While the High Court voted unanimously to allow Prime Minister Binyamin Netanyahu to form a new government, publication of the judges’ full decisions on Wednesday showed that at least one member of the panel believed he should have been disqualified on moral, if not legal, grounds.
Justice Menachem Mazuz wrote, “The reality in which a criminal suspect forms a government and leads it reflects a social crisis and moral failure of the society and of Israel’s political system.”

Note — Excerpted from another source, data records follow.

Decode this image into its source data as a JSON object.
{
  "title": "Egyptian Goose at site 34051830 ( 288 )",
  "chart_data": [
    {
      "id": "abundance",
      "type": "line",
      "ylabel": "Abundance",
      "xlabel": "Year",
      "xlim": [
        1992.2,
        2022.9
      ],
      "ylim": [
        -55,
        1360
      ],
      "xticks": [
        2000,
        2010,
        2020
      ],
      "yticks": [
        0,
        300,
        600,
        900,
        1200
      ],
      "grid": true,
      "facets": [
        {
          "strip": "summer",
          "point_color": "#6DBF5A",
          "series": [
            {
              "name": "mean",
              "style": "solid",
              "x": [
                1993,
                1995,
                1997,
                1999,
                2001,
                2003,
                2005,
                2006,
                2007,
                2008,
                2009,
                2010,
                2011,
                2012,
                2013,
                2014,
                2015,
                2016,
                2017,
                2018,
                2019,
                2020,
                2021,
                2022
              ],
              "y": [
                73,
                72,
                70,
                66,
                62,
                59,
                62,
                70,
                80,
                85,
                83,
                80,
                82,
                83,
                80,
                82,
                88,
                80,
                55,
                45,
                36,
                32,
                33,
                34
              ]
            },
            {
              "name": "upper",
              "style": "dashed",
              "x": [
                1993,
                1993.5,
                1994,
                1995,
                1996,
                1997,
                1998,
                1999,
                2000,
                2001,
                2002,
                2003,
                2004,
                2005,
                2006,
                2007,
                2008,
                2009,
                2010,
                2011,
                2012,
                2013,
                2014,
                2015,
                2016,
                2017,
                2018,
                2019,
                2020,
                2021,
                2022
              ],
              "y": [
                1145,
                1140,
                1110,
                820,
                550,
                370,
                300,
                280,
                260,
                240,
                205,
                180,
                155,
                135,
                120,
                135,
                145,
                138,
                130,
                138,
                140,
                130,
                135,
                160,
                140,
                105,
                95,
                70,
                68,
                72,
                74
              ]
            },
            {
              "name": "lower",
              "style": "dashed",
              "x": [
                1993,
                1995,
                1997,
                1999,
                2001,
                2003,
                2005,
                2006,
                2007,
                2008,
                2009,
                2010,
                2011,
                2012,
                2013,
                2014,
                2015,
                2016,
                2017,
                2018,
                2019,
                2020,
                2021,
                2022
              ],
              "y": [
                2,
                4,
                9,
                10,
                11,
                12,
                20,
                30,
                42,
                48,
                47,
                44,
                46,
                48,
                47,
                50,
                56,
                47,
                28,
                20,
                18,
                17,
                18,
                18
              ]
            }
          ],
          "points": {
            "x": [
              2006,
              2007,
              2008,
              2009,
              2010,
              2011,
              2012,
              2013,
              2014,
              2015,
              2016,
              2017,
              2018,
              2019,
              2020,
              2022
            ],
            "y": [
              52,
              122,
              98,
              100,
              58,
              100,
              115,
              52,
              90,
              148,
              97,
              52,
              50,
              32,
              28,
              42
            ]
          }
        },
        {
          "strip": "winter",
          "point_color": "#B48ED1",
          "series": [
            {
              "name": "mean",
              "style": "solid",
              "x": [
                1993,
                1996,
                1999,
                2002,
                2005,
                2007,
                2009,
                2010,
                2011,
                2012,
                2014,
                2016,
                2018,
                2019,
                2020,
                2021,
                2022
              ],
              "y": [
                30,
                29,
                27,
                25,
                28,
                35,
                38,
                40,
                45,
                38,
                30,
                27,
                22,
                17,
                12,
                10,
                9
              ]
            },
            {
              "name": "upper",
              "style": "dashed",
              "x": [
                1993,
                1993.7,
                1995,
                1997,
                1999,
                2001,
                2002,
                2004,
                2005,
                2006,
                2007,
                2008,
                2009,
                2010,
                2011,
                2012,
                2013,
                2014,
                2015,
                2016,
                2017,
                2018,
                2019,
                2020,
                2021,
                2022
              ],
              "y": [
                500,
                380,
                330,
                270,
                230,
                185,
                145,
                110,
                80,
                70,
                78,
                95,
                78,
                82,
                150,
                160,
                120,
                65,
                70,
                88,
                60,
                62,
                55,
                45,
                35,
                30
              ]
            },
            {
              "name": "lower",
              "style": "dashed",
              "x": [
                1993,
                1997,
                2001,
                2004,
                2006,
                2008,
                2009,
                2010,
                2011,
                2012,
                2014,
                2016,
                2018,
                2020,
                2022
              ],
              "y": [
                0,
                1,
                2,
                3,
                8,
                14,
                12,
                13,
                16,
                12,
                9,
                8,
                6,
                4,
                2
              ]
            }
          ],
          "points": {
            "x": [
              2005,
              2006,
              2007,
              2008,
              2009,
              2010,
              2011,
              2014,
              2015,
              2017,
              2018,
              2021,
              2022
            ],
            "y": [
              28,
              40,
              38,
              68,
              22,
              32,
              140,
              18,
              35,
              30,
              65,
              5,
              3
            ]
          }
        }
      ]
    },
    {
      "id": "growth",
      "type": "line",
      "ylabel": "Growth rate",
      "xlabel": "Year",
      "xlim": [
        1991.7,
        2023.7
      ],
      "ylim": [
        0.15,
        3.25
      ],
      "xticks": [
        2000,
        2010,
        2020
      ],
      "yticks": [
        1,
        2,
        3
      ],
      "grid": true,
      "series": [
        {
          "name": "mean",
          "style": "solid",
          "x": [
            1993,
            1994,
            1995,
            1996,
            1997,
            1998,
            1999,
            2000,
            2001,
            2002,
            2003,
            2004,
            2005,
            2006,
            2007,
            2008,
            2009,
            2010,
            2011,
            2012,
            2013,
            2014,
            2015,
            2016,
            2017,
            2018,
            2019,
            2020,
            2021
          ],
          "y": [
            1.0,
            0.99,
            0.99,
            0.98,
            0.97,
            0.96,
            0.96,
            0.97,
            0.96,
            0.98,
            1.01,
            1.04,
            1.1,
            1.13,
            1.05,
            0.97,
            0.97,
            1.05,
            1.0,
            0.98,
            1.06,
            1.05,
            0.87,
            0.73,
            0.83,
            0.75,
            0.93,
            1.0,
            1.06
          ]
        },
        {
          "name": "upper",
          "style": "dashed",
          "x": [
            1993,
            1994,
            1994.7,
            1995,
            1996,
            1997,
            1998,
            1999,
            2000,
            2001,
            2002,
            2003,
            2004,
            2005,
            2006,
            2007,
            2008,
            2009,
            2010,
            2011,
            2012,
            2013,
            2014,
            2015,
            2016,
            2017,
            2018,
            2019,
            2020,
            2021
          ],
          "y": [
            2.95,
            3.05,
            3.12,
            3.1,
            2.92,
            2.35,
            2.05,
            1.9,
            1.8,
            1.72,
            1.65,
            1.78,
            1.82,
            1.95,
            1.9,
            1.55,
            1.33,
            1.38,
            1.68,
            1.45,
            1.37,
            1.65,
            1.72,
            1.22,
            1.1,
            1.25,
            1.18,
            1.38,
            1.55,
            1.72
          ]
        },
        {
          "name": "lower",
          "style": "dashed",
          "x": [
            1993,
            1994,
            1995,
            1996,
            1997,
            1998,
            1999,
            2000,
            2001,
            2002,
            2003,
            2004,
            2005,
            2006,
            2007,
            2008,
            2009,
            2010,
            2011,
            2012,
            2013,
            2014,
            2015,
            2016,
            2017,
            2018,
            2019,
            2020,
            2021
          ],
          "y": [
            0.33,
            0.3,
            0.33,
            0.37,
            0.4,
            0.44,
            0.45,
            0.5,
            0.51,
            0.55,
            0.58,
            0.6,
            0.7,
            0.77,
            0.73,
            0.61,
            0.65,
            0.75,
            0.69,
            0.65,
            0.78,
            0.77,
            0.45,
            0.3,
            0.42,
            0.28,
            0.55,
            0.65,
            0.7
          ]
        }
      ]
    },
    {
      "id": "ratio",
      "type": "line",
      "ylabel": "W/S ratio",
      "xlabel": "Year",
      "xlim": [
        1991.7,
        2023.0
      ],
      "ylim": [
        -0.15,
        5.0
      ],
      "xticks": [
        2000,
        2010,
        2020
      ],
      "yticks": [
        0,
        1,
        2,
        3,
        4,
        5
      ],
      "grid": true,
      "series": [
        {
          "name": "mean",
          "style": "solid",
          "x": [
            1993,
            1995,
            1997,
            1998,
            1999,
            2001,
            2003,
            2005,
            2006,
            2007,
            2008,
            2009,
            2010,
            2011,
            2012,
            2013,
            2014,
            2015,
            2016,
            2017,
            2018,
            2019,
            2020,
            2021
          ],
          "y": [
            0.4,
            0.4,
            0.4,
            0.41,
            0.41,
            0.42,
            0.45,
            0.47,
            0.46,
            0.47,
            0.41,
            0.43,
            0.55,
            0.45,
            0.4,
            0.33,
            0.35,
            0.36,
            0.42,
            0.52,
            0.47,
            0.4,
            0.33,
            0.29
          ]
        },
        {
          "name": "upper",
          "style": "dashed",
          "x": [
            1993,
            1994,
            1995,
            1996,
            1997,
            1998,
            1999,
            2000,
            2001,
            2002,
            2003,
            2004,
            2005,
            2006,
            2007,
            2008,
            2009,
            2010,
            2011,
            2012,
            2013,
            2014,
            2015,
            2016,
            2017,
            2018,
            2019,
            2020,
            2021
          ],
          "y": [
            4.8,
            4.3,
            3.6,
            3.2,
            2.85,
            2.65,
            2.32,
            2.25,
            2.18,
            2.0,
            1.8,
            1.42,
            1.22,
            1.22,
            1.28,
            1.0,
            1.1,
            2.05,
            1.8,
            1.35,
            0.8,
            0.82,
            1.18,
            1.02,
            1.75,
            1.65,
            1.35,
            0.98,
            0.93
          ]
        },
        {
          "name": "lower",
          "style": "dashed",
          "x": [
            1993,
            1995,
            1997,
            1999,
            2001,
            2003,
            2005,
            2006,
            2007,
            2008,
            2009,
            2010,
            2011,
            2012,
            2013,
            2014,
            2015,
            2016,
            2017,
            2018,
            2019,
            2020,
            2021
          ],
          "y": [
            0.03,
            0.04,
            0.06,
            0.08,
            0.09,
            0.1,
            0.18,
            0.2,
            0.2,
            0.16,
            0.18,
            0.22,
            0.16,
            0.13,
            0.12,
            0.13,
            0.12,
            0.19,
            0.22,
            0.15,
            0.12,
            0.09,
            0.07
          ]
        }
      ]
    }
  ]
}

Netanyahu’s Likud party, reacted with indignation, saying “the citizens of Israel elected Prime Minister Netanyahu by a huge margin, which saw Likud receive the largest number of votes that a single party has received in the history of the state. It was a huge victory for the right-wing leader and an unequivocal declaration of confidence in him. In democracies, the citizens vote at the ballot station and choose the prime minister. Whoever wants to replace the prime minister can certainly run in the next election and let the citizens decide for themselves.”
The statement was in line with previous defenses of Netanyahu, arguing that the left-wing judiciary and media were seeking to drive him from office by undemocratic means.
Likud won 36 of the Knesset’s 120 seats in March, compared to 33 for Benny Gantz. Other parties in Israel’s history have won more seats, but due to population growth, Netanyahu’s party picked up more individual votes. A poll released on Wednesday found that if elections were held now, Likud would win 41 seats, and the right-wing bloc 67, more than enough to form a coalition without Gantz.